Avis critique rédigé par Amaury L. le jeudi 9 juin 2011 à 16h25

C'est la petite bête qui va manger la grosse...

Aisopos, un monde instable où l'homme se fait dévorer aussi bien par le roi des animaux, le lion, que par une ridicule petite souris. La guerre entre les différents royaumes est impitoyable tant les territoires à conquérir restent modestes. Et pourtant, un nouveau seigneur d'Aisopos va s'imposer... Est-ce vous ?

Un matériel très léger...

Il existe plusieurs éditions de Aisopos dont les prix oscillent entre trois et vingt cinq euros. Évidemment, le jeu valant trois euros possède un matériel minimaliste contenant un plateau de 19 cases en papier plastifié et 50 pions Animaux en carton assez fin. Pas de quoi rugir de plaisir ! La version luxe apporte une meilleure qualité de conception avec des pions plus épais et un plateau en tissu, le tout livré dans un petit sac.

La version à trois euros.

Des règles où la pierre se fait enrober par une feuille découpée par une paire de ciseaux...

L'objectif est de manger un maximum de pièces Animal des adversaires.
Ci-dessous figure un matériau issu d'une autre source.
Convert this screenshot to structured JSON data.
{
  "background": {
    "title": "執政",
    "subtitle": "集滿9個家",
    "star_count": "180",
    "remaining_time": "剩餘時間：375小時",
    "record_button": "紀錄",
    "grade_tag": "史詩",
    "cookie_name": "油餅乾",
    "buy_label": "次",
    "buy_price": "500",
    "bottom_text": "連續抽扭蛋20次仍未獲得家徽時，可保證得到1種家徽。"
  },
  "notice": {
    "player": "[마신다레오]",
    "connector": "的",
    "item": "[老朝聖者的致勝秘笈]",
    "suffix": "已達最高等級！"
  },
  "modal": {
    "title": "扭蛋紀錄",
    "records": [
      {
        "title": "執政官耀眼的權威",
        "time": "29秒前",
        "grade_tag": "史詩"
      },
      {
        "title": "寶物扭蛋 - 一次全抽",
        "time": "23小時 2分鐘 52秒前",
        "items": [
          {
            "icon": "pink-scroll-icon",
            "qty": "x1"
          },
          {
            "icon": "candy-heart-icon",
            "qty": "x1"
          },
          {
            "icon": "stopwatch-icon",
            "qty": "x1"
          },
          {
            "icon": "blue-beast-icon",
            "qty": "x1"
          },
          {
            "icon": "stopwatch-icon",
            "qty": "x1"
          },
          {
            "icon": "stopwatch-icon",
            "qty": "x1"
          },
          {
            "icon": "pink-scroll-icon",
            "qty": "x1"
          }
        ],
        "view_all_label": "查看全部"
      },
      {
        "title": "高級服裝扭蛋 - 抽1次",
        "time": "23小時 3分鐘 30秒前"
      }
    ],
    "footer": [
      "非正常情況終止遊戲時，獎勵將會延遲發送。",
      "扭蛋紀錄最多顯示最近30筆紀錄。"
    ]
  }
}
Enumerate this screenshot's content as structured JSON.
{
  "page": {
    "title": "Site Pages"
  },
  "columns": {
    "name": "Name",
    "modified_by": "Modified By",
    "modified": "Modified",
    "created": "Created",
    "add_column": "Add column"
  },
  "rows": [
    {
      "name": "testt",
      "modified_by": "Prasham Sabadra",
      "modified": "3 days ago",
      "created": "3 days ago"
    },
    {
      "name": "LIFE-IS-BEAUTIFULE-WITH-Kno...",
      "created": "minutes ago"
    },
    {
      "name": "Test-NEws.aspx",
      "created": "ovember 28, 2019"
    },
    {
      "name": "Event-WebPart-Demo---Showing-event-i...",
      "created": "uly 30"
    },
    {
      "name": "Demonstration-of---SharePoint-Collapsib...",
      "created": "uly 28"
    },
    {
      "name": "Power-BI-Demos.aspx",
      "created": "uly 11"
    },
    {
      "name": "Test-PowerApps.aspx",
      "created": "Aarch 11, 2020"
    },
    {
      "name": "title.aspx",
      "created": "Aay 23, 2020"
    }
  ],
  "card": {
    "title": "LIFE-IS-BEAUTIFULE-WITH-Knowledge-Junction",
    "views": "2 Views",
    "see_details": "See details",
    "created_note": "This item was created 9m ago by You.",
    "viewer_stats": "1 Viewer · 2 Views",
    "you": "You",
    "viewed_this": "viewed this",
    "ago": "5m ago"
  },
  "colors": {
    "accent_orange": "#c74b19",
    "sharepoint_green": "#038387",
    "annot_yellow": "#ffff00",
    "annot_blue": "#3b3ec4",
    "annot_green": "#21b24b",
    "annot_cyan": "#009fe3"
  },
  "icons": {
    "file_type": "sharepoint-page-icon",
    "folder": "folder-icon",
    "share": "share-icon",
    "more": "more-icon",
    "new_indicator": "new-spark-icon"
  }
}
En début de partie, le plateau est vide. A son tour, un joueur peut introduire un animal (lion, fourmi, homme, renard, souris) face cachée sur le plateau, déplacer un animal déjà présent sur une case adjacente, pénétrer sur une case occupée par un pion adverse et livrer un combat.

Le joueur attaquant s'empare des deux pièces et selon le système de résolution remet uniquement le vainqueur (face cachée) sur le plateau. Le perdant est donné au vainqueur comme trophée et procure des points de victoire en fin de partie.

Quand les deux animaux sont identiques, les deux sont éliminés.

La chaîne de résolution des combats.

Le lion vaut cinq points et bat l'homme, la souris, le renard mais est vaincu par la fourmi (un point).

Ensuite, l'homme (quatre points) bat le renard (trois points), le renard la souris (deux points), la souris l'homme.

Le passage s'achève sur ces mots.